Looking at the bigger picture, Tennant believes the scandal was initially ignored because it was simply inconvenient.
“I suppose the obvious answer is, it was inconvenient. And while they were gambling on the idea that the public wouldn’t really care if Hugh Grant and Sienna Miller were feeling hard done by, once it became Milly Dowler they realised the game was up and they had to start reporting the story. I suppose they were just hoping it would go away. I don’t know. When you see it in the drama it does look like there was an industry closing their eyes and turning away. That may have been accidental. Who knows?”
But for him, the heart of the story is the people whose lives were devastated.
“The Sienna Miller scene is very telling. Because it shows the human cost. Just because you’re a movie star it doesn’t mean you shouldn’t be allowed some sort of decent expectation of privacy.”

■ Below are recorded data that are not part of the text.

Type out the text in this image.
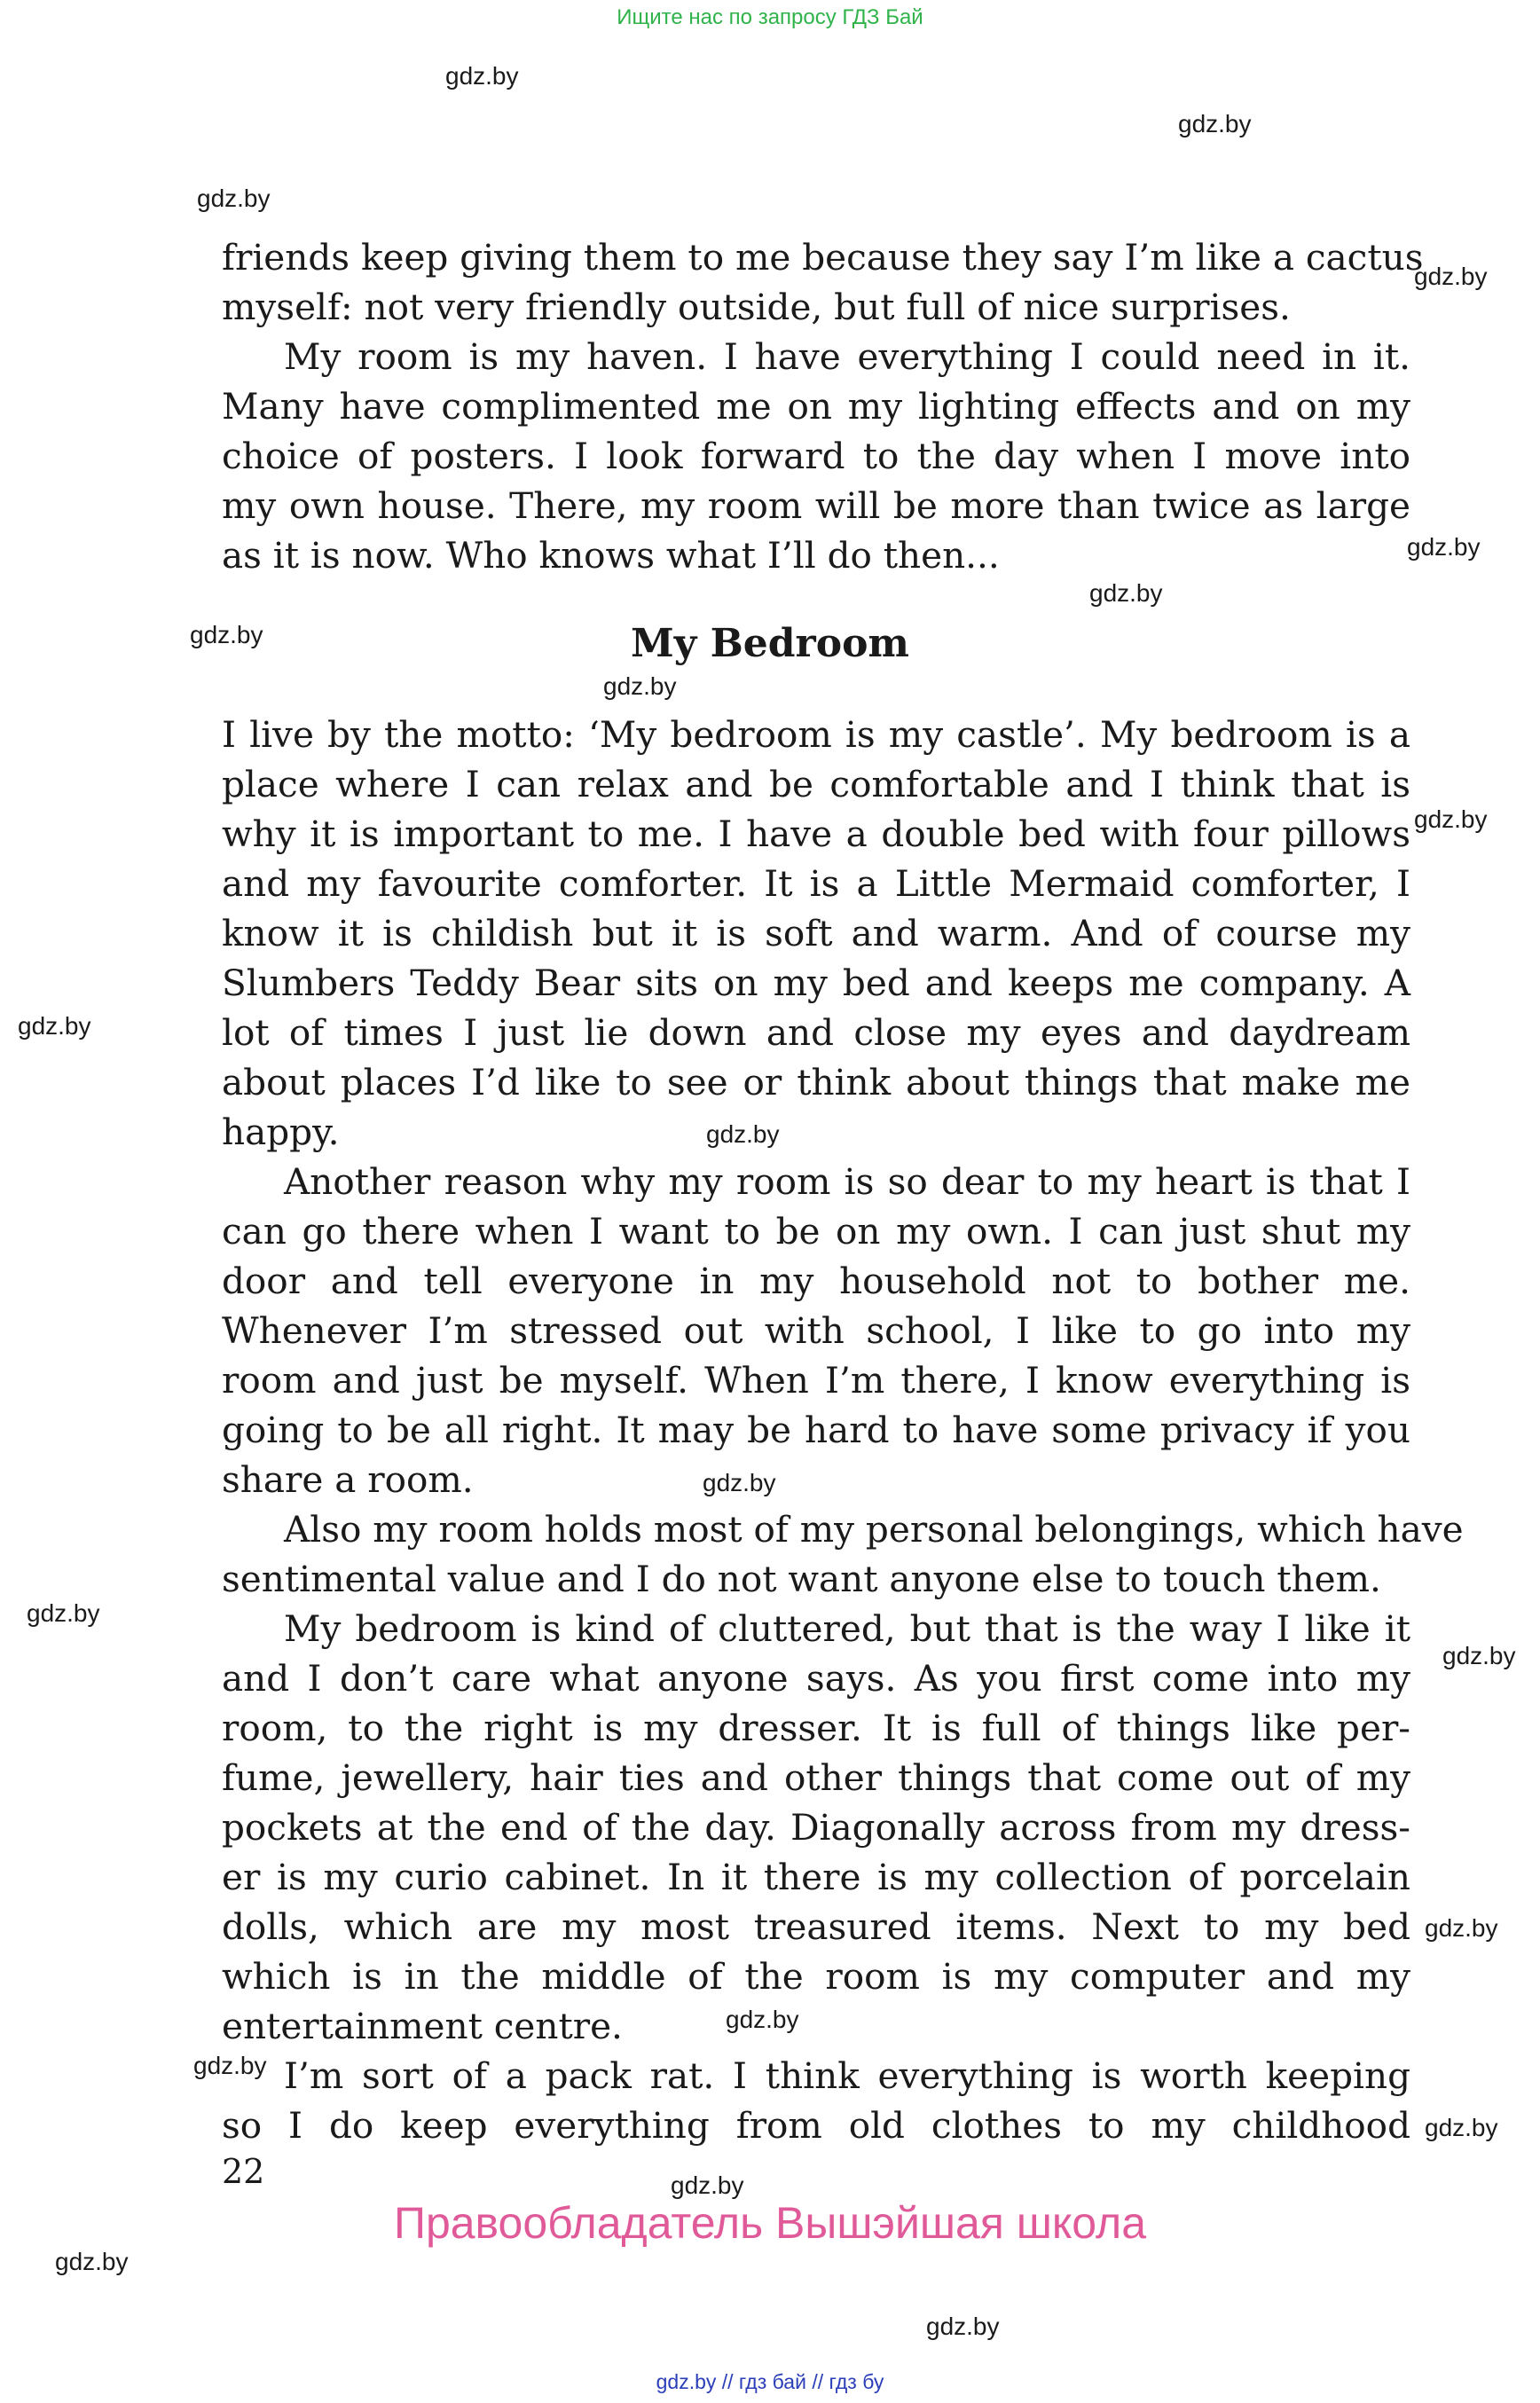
Ищите нас по запросу ГДЗ Бай
gdz.by
gdz.by
gdz.by
gdz.by
gdz.by
gdz.by
gdz.by
gdz.by
gdz.by
gdz.by
gdz.by
gdz.by
gdz.by
gdz.by
gdz.by
gdz.by
gdz.by
gdz.by
gdz.by
gdz.by
gdz.by
friends keep giving them to me because they say I’m like a cactus
myself: not very friendly outside, but full of nice surprises.
My room is my haven. I have everything I could need in it.
Many have complimented me on my lighting effects and on my
choice of posters. I look forward to the day when I move into
my own house. There, my room will be more than twice as large
as it is now. Who knows what I’ll do then...
My Bedroom
I live by the motto: ‘My bedroom is my castle’. My bedroom is a
place where I can relax and be comfortable and I think that is
why it is important to me. I have a double bed with four pillows
and my favourite comforter. It is a Little Mermaid comforter, I
know it is childish but it is soft and warm. And of course my
Slumbers Teddy Bear sits on my bed and keeps me company. A
lot of times I just lie down and close my eyes and daydream
about places I’d like to see or think about things that make me
happy.
Another reason why my room is so dear to my heart is that I
can go there when I want to be on my own. I can just shut my
door and tell everyone in my household not to bother me.
Whenever I’m stressed out with school, I like to go into my
room and just be myself. When I’m there, I know everything is
going to be all right. It may be hard to have some privacy if you
share a room.
Also my room holds most of my personal belongings, which have
sentimental value and I do not want anyone else to touch them.
My bedroom is kind of cluttered, but that is the way I like it
and I don’t care what anyone says. As you first come into my
room, to the right is my dresser. It is full of things like per-
fume, jewellery, hair ties and other things that come out of my
pockets at the end of the day. Diagonally across from my dress-
er is my curio cabinet. In it there is my collection of porcelain
dolls, which are my most treasured items. Next to my bed
which is in the middle of the room is my computer and my
entertainment centre.
I’m sort of a pack rat. I think everything is worth keeping
so I do keep everything from old clothes to my childhood
22
Правообладатель Вышэйшая школа
gdz.by // гдз бай // гдз бу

“And because people didn’t understand back then that it was possible that somebody could be listening in on your private messages…why should we think that might have been happening? It’s terrible. The paranoia that fuelled and the desperation to find out who was leaking information to the press…the personal relationships that were destroyed by that. It’s that sort of heartlessness and callousness.”
“I think until it happens to you it’s hard to appreciate how devastating that can be. How appalling at the lack of your own agency within the privacy of your own thoughts. It almost feels like some sort of surreal theft of your internal self. It took a while for people to really understand the devastation of that.”
And he insists the questions raised remain urgent.
“Of course there is. There is an assumption in certain circles that all of the costs of this have just been flushed away. That none of it really matters.”
As for what he hopes The Hack will achieve?
“I hope we made something that will tell the story that needs telling.”